Certamente escutei isso pela primeira vez de minha mãe, na chamada “mais tenra idade”, isto é, nos primeiros anos de vida. Um tombo, daqueles tombos de criança que esfolava o joelho e ficava um vergão em carne viva. Quantas vezes nos espatifávamos nas lajes ásperas da vida! Começamos nosso aprendizado, nossas tentativas, nossa interação social caindo, sofrendo quedas desde pequeninos. Deve haver alguma razão pedagógica aí.
Mas o tombo sobrevinha, o joelho ardia dilacerado e minha mãe vinha com um assoprão, o mercúrio cromo, depois o bandaid e a frase:
– Vai passar.
O mercúrio cromo era menos ardido do que o mertiolate.
E passava. Às vezes, ficava uma cicatriz mais demorada. Ah, as cicatrizes... Marcas para a vida e mais ensinamentos. Anos mais tarde, nos ensaios das primeiras paixões, nas dores de amores, sempre havia um ombro amigo, disponível para essas horas, a lembrar que só um novo amor para acalmar o antigo, reproduzindo a sugestão da mãe lá no início:
– Vai passar.
E passava. Mas de novo, alguma cicatriz pode ter ficado.
Sobreveio a juventude, e naquele tempo mágico dos Anos 80 o poeta nos brindou com uma das mais belas canções da música popular brasileira: Vai passar.

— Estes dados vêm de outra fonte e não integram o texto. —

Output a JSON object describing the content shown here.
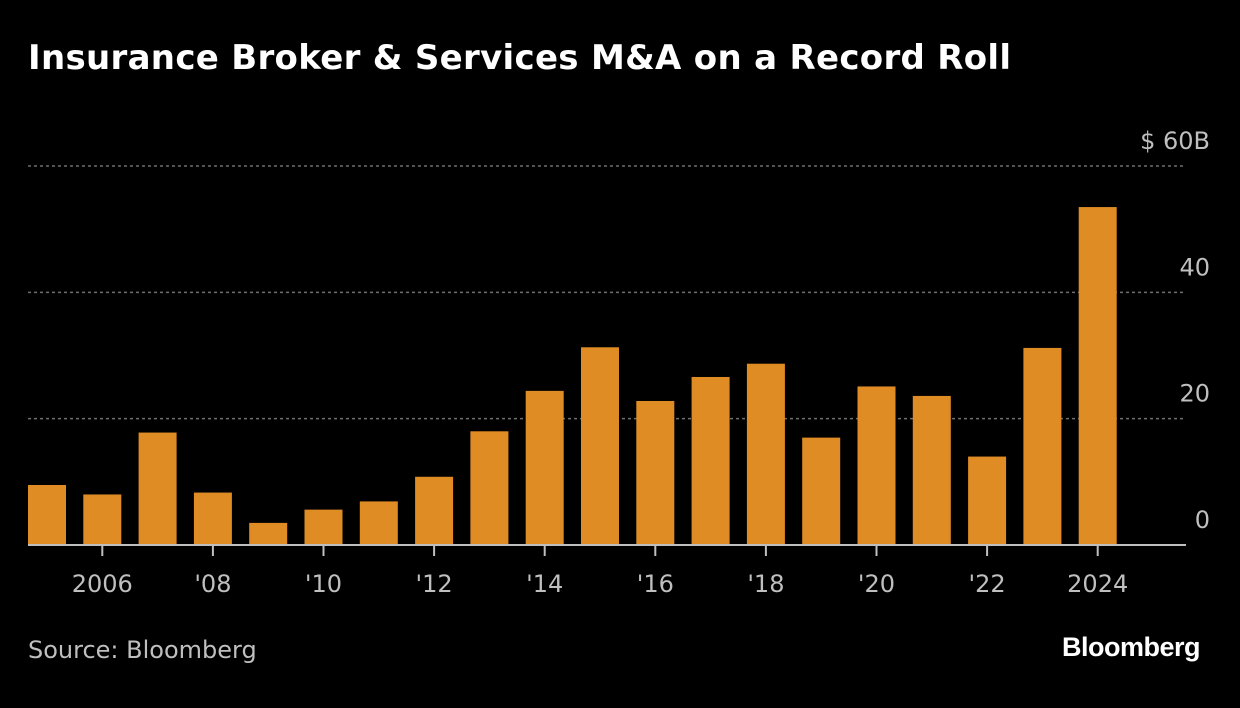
{
  "title": "Insurance Broker & Services M&A on a Record Roll",
  "source": "Source: Bloomberg",
  "logo": "Bloomberg",
  "colors": {
    "background": "#000000",
    "bar": "#E08C25",
    "grid": "#6e6e6e",
    "axis": "#bfbfbf",
    "text": "#bfbfbf"
  },
  "chart_data": {
    "type": "bar",
    "categories": [
      "2005",
      "2006",
      "2007",
      "2008",
      "2009",
      "2010",
      "2011",
      "2012",
      "2013",
      "2014",
      "2015",
      "2016",
      "2017",
      "2018",
      "2019",
      "2020",
      "2021",
      "2022",
      "2023",
      "2024"
    ],
    "values": [
      9.5,
      8,
      17.8,
      8.3,
      3.5,
      5.6,
      6.9,
      10.8,
      18,
      24.4,
      31.3,
      22.8,
      26.6,
      28.7,
      17,
      25.1,
      23.6,
      14,
      31.2,
      53.5
    ],
    "ylim": [
      0,
      60
    ],
    "yticks": [
      {
        "value": 0,
        "label": "0"
      },
      {
        "value": 20,
        "label": "20"
      },
      {
        "value": 40,
        "label": "40"
      },
      {
        "value": 60,
        "label": "$ 60B"
      }
    ],
    "xticks": [
      {
        "category": "2006",
        "label": "2006"
      },
      {
        "category": "2008",
        "label": "'08"
      },
      {
        "category": "2010",
        "label": "'10"
      },
      {
        "category": "2012",
        "label": "'12"
      },
      {
        "category": "2014",
        "label": "'14"
      },
      {
        "category": "2016",
        "label": "'16"
      },
      {
        "category": "2018",
        "label": "'18"
      },
      {
        "category": "2020",
        "label": "'20"
      },
      {
        "category": "2022",
        "label": "'22"
      },
      {
        "category": "2024",
        "label": "2024"
      }
    ],
    "grid": true,
    "y_axis_position": "right"
  }
}
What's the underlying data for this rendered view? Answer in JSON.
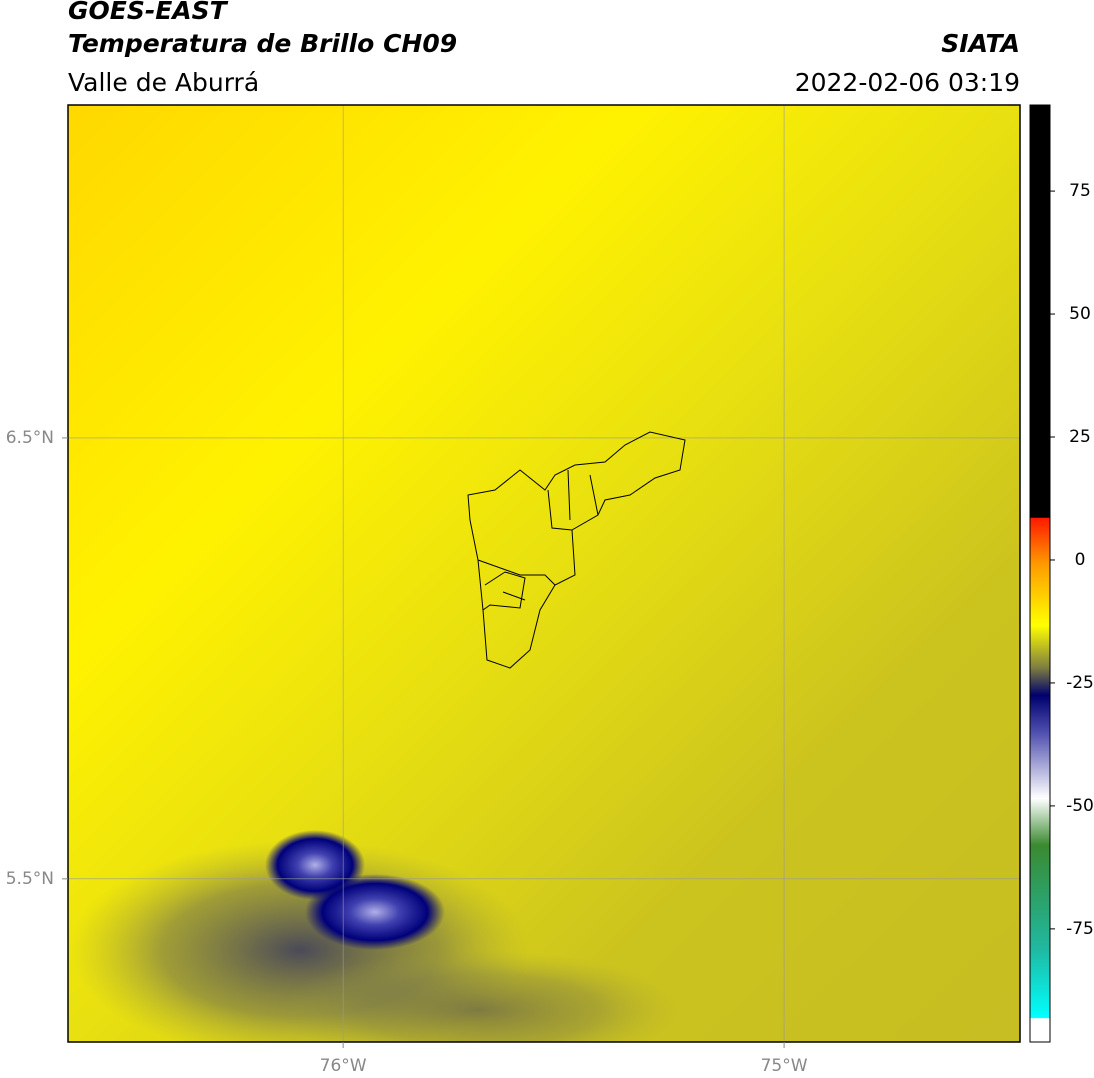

A música de Chico Buarque vem inevitável à mente quando se tropeça na sugestão mais ouvida nesses dias, de que tudo vai passar. “Num tempo, página infeliz da nossa história...” Outro tempo infeliz agora, não há dúvida. A ofegante epidemia da época, porém, era um bálsamo, “uma alegria fugaz, e se chamava carnaval”.
Há outras sugestões de que vai passar. “Tudo passa, tudo passará”, já bradava o indefectível Agnaldo Timóteo nos longínquos Anos 60. Na nossa vivência regional (“mas o que é bom se termina, cumpriu-se o velho ditado”, de Jayme Caetano Braun), no ditado popular (“não há bem que sempre dure nem mal que nunca se acabe”), na citação bíblica do livro de Eclesiastes (“Tudo tem o seu tempo determinado, e há tempo para todo propósito debaixo do céu”), na veia pop de Lulu Santos (“a vida vem em ondas como o mar, num indo e vindo infinito”), nisso tudo está o ensinamento precioso de que tudo passa – talvez não o sertanejo universitário, que este veio para ficar e segue entre nós, hegemônico e pegajoso, há duas décadas.
Vai passar, sim. Quando, ninguém sabe ao certo. É provável que ainda demore um bom tempo. É certo que vai passar. Mas o custo já é altíssimo, ao preço de milhares de vidas perdidas. “Página infeliz da nossa história.” Vão ficar uma cicatriz gigante e pelo menos – tomara! – o aprendizado.